Canada Goose stock soars after CNBC report on take-private bids

Published 27/08/2025, 13:20
© Reuters.

Investing.com -- Canada Goose Holdings (NYSE:GOOS) stock rose 16% Wednesday following a CNBC report that the luxury parka maker has received bids to take the company private at a valuation of approximately $1.35 billion.

According to sources familiar with the matter, Bain Capital, Canada Goose’s controlling shareholder, is looking to sell its stake in the company and has received offers from several potential buyers. Goldman Sachs is reportedly advising on the sale process.

Private equity firms Boyu Capital and Advent International have made verbal offers valuing Canada Goose at eight times its 12-month average EBITDA, which translates to about $1.35 billion. Other interested parties include Shanghai-based down jacket manufacturer Bosideng International and a consortium formed by FountainVest Capital and Anta Sports Product.

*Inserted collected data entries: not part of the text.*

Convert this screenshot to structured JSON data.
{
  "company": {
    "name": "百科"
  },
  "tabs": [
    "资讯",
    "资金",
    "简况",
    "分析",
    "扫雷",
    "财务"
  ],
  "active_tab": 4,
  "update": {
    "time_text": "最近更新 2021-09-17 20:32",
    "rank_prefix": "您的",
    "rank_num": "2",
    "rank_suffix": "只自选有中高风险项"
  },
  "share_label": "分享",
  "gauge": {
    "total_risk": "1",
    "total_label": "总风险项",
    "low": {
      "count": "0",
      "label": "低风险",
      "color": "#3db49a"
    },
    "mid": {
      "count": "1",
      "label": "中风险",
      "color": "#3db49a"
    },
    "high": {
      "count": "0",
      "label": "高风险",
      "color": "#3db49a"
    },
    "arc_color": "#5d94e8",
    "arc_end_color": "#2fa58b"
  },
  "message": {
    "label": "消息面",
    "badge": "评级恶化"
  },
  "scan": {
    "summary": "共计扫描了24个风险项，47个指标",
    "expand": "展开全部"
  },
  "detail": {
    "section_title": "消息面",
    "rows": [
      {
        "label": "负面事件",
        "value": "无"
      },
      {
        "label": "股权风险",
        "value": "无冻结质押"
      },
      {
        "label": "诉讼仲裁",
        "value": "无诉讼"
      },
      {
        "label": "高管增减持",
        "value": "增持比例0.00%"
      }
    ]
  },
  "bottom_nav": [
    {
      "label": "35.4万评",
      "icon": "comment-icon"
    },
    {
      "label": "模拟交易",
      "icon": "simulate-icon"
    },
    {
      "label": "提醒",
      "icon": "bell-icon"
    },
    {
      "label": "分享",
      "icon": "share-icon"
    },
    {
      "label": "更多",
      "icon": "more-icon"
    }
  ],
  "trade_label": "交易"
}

The potential buyers aim to delist the company from both the Toronto and New York stock exchanges. Industry observers note that going private would provide greater autonomy for turning around the business without the scrutiny that comes with regular financial disclosures to public markets.

Bain Capital, which currently owns approximately 60.5% of Canada Goose’s multiple voting shares and controls 55.5% of total voting power, is reportedly waiting for additional offers before making a decision.